In an hour-long interview with CBS News’ Jan Crawford released on Friday, Attorney General William Barr reflected on the Russia investigation, the Robert Mueller report, the personal attacks against him, and his career at the Department of Justice.
Barr laid into the abuses of power happening among top officials at the FBI, the lack of evidence found by Mueller’s investigation, and the media hypocrisy exposed by coverage of stories like the “appalling” texts between FBI agent lovers Peter Strzok and Lisa Page.
“Mueller has spent two and half years and the fact is there is no evidence of a conspiracy,” Barr said. “So it was bogus, this whole idea that the Trump was in cahoots with the Russians is bogus.”
Barr has been critiqued for seeking to declassify documents concerning the Russia investigation. He argued that reviewing standards and procedures at the highest levels are an “important way of making sure that government power is being conscientiously and properly applied.”
When Crawford asked if he was concerned with bias among FBI investigators, Barr said the Strzok-Page texts were “very damning” and argued that there would be an outrage if the same stunts had been pulled against the Obama campaign.
“If those kinds of discussions were held, you know, when Obama first ran for office, people talking about Obama in those tones and suggesting that ‘Oh that he might be a Manchurian candidate for Islam or something like that.’ You know some wild accusations like that, and you had that kind of discussion back and forth, you don’t think we would be hearing a lot more about it?” he asked.
When Crawford asked Barr about attacks on his reputation, the attorney general gave a stoic response.
“I am at the end of my career,” Barr said. “Everyone dies and I am not, you know, I don’t believe in the Homeric idea that you know, immortality comes by, you know, having odes sung about you over the centuries, you know?”

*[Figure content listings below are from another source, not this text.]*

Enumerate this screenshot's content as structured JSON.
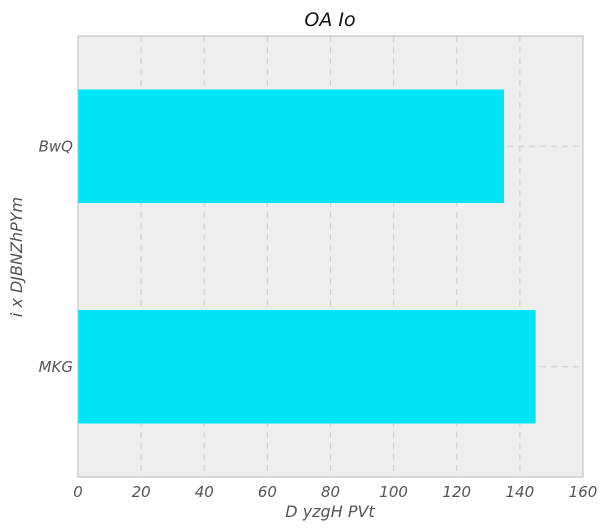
{
  "chart_data": {
    "type": "bar",
    "orientation": "horizontal",
    "title": "OA Io",
    "xlabel": "D yzgH  PVt",
    "ylabel": "i x DJBNZhPYm",
    "categories": [
      "BwQ",
      "MKG"
    ],
    "series": [
      {
        "values": [
          135,
          145
        ]
      }
    ],
    "xlim": [
      0,
      160
    ],
    "xticks": [
      0,
      20,
      40,
      60,
      80,
      100,
      120,
      140,
      160
    ],
    "grid": true,
    "legend": "none",
    "colors": {
      "bar": "#00e5f7",
      "plot_background": "#eeeeee",
      "grid": "#cfcfcf",
      "spine": "#bbbbbb"
    }
  }
}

Barr said he does not regret taking the job, but that he knew it would “only be a matter of time” before he would be attacked for “behaving responsibly and calling them as I see them.” He said, “nowadays, people don’t care about the merits and the substance.”
Barr argued for the importance of institutions like the DOJ and the FBI, but said he does not think President Trump is the one responsible for their demise.
“I think one of the ironies today is that people are saying that it’s President Trump that’s shredding our institutions. I really see no evidence of that,” he said. “The idea of resisting a democratically elected president and basically throwing everything at him and you know, really changing the norms on the grounds that ‘We have to stop this president,’ that is where the shredding of our norms and our institutions is occurring.”